On Darnold, Maye, and... Honnhold?
NFL Championship weekend gave us real edge-of-your-seat drama - or - did it?
There’s nothing better for a sports fan, or in my case, a sports fan who is a former professional sports broadcaster, than the biggest games there can be. That’s playoffs. Everything you’ve worked and trained all year for coming down to a series of singular moments. You win - you move on. You lose - everything stops. Jobs are on the line. Entire communities are entrenched and invested.
That’s where the stakes are highest. Every little step and move are analyzed. One mistake can cost you everything.
Well - maybe not exactly everything - as we saw Saturday night from Taipei. So, while the NFL and its broadcasters engaged in the usual high-drama activities and accompanying hyperbole on Sunday, there was an athlete who was actually doing something where the stakes were indeed - the highest - and one mistake could actually cost him everything the night before.

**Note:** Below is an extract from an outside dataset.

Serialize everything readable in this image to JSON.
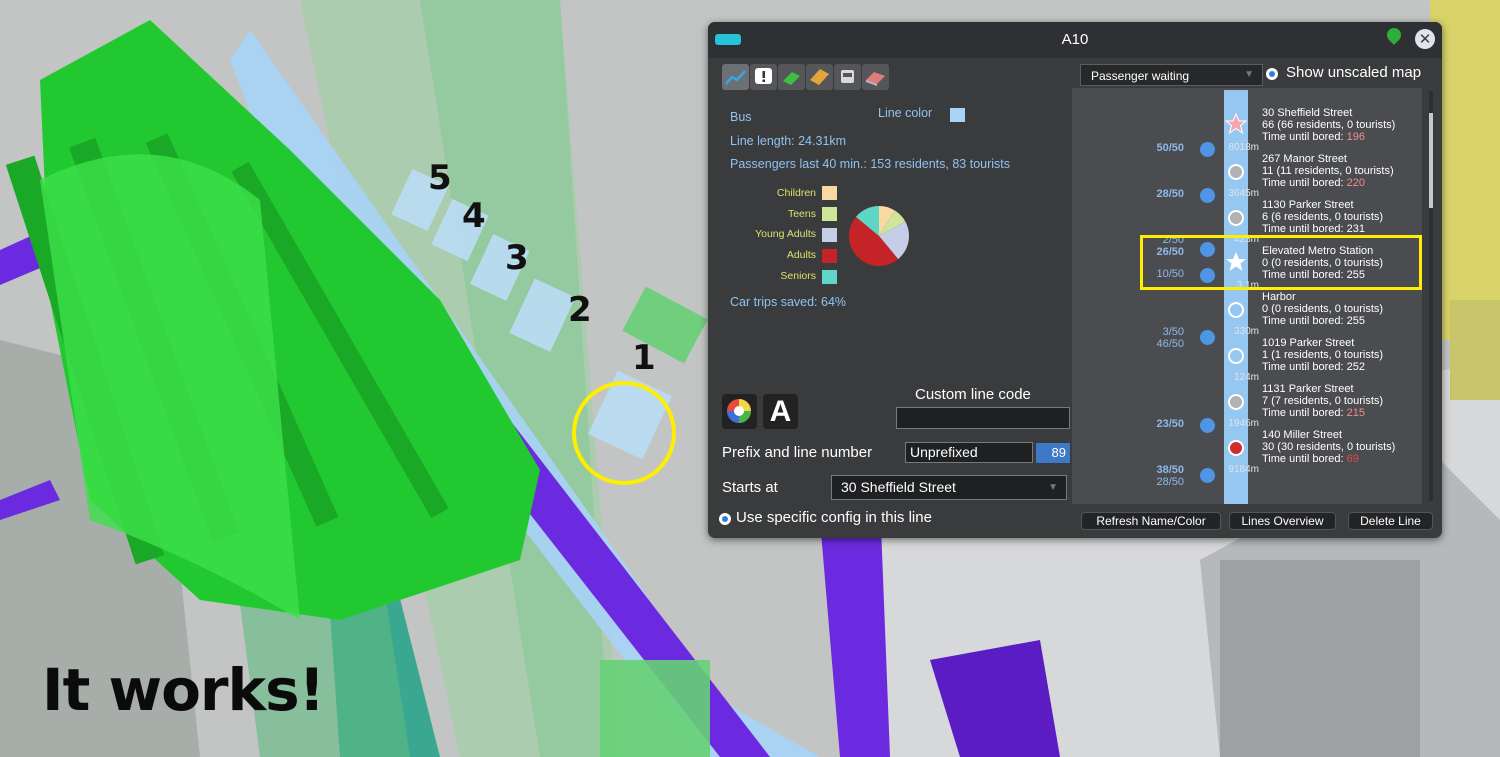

While NFL players were having their final meetings and run-throughs, and broadcasters were back in hotel rooms with notebooks and laptops preparing fodder to call the action, Alex Honnold was climbing a nearly 1,700 foot tower made of slick glass and sharp steel alone, without ropes or safety nets, or any sort of backstops.
One mistake - ONE - ends his life. His wife was there watching. And it was live. LIVE - on Netflix (with a 10 second delay in case the worst happened). And I watched it live and in real time.
And that event on that night made me question every way I ever viewed or described a tense and highly important playoff game or championship moment.